Alors que nous en sommes encore [au Royaume-Uni] à nous demander si l’accroissement du nombre de grammar schools [établissements secondaires, privés et sélectifs] aura un effet positif sur la mobilité sociale ou s’il est opportun de faire de la sélection dès l’âge de 11 ans, dans le reste du monde, l’enseignement continue d’évoluer.
Au mois d’août, le gouvernement néo-zélandais nous a offert un avant-goût de l’avenir en annonçant une loi autorisant tous les enfants d’âge scolaire à s’inscrire à un organisme agréé d’apprentissage en ligne qui déterminera s’ils ont besoin ou non d’assister physiquement aux cours.

Un projet mal accueilli par les enseignants

Ce changement radical, qui permettra à toute école ou établissement d’enseignement supérieur agréé de demander le statut de “centre d’apprentissage en ligne”, a reçu un accueil très réservé de la part du syndicat des enseignants du primaire.  
Non seulement l’idée que de jeunes enfants puissent suivre tout ou partie de leurs cours en dehors de l’école risque de menacer les moyens d’existence des enseignants, mais elle remet en question le rôle des écoles.”
L’apprentissage en ligne a l’avantage de proposer des sujets qui ne sont pas étudiés dans les écoles et de permettre à ceux qui ne peuvent pas se rendre à l’école ou à l’université, pour des raisons sociales, géographiques ou de santé, d’accéder néanmoins à l’enseignement. Pourtant, même s’il fait déjà partie de la vie quotidienne, son usage extensif dans les écoles, primaires en particulier, a été accueilli avec circonspection.  
L’idée que les élèves ne soient pas tenus de fréquenter une école pour l’intégralité ou une partie de leur cours peut avoir d’énormes conséquences pour les familles souhaitant que leurs enfants soient encadrés et suivis.” 

L’apprentissage mixte : une idée à creuser ?

Même si l’on peut supposer que le bon sens l’emportera et que le gouvernement insistera pour que la majeure partie de l’enseignement à distance soit dispensée — en fonction de l’âge — au sein d’une structure physique surveillée, on peut s’interroger sur le rôle que les écoles conserveront dans un avenir où un nombre croissant de sujets et de cours seront de mieux en mieux abordés en ligne.
Les écoles feront valoir, à juste titre, que leur mission ne se limite pas à la transmission des connaissances et des compétences, qu’elles fournissent une éducation au sens large du terme, reposant sur d’autres priorités importantes comme la socialisation des élèves, le développement de leur quotient émotionnel, de leur sens du relationnel et de leur aptitude à communiquer, à travailler en équipe et à s’intégrer dans une communauté. Néanmoins, l’idée d’une école offrant un “apprentissage mixte”, où les étudiants suivent une partie de leurs cours en ligne, doit être creusée.
La question est de savoir comment définir l’éducation et quelles nouvelles fonctions attribuer aux écoles.”

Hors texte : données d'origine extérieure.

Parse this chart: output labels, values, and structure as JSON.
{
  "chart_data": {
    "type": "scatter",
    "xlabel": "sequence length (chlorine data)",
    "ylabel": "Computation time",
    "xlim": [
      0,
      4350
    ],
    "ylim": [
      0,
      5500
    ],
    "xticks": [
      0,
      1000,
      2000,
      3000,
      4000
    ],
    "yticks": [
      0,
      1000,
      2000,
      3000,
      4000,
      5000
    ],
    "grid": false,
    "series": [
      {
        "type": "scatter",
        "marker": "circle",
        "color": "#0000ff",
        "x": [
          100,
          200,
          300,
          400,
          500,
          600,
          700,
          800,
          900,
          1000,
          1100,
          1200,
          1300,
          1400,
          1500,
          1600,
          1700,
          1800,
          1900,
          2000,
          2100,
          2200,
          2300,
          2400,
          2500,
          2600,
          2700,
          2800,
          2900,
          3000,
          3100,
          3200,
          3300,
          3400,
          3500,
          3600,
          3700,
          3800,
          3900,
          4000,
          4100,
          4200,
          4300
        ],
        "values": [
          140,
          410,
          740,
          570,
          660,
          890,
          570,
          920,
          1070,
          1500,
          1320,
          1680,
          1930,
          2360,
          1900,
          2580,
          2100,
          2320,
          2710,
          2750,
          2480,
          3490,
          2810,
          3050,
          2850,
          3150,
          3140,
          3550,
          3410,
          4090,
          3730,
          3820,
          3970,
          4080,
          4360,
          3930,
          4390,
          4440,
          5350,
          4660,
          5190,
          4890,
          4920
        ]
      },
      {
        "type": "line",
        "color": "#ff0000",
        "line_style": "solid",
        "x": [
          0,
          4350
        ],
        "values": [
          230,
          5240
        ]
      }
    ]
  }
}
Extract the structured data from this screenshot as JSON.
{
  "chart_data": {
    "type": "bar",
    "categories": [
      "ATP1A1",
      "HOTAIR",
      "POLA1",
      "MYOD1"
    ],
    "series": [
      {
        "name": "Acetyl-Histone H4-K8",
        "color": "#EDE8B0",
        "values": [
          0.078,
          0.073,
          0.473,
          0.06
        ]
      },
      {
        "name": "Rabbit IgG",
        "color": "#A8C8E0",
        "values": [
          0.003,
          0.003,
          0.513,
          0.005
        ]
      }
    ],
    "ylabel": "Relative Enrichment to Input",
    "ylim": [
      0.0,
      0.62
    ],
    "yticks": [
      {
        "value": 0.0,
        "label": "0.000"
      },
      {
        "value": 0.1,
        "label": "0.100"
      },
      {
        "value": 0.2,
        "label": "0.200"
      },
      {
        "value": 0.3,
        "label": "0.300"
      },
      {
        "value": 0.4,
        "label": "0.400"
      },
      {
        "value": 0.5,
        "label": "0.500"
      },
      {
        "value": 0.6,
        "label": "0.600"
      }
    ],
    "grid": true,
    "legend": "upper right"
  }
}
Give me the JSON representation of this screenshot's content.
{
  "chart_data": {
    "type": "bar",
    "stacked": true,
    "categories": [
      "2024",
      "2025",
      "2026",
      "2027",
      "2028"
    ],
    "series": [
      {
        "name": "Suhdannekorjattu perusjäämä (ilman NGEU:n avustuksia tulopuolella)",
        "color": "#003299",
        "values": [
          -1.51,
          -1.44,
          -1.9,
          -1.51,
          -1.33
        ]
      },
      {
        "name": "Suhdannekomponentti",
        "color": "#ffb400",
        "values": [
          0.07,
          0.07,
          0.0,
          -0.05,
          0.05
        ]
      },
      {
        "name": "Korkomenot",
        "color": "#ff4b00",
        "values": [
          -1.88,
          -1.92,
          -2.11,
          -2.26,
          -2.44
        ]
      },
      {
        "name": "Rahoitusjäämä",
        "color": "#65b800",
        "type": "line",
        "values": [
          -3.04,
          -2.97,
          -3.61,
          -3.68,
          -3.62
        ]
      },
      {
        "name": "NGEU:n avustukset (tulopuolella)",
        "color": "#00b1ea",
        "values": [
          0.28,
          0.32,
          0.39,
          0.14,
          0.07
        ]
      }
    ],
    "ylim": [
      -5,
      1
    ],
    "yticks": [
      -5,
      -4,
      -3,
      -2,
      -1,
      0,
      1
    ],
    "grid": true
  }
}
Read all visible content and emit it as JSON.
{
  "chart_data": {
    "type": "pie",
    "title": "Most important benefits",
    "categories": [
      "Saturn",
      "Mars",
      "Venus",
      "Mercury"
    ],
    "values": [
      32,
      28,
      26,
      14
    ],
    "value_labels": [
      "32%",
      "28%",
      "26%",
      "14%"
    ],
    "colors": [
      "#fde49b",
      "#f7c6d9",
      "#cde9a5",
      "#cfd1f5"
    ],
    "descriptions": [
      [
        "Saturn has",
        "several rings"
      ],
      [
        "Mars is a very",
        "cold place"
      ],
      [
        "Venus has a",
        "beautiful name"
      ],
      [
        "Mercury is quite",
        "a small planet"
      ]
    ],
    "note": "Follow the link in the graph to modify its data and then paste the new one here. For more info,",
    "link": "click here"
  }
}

Quel rôle pour le professeur ?

Une donnée rassurante pour le syndicat enseignant et les enseignants en général est que les élèves qui apprennent à distance obtiennent de moins bons résultats que ceux qui le font dans le cadre du face-à-face, ce qui permet de penser que le professeur conservera un rôle crucial dans l’avenir, même s’il est très différent de celui qu’il joue aujourd’hui.
Avec les perspectives et les défis que la technologie continuera d’apporter au secteur de l’enseignement, l’environnement d’apprentissage virtuel qui s’appuie sur Internet nous conduira à nous interroger sur le meilleur usage que les écoles peuvent faire de ces nouvelles possibilités, sur la meilleure manière d’en tirer parti dans les écoles et sur l’impact qu’elles peuvent avoir au niveau de l’organisation et de l’environnement physique.

Négocier ce virage avec prudence

De par son caractère inévitable, l’évolution du secteur requiert une plus grande anticipation et un bilan de notre action actuelle. Nous devons notamment nous demander si l’innovation technologique ne nous dispensera pas d’avoir des établissements plus sélectifs, étant donné que les écoles offrent un enseignement de plus en plus adapté aux besoins et au stade de développement de chacun.
Dans les années qui viennent, l’évolution se poursuivra et un nombre croissant de disciplines seront enseignées à distance, même si c’est sous le contrôle d’un enseignant.
Nous devrons négocier ce virage avec prudence et ne pas transférer nos enfants dans un environnement d’apprentissage virtuel sans tenir compte de ce que font nos écoles pour leur bien-être social, physique et émotionnel.”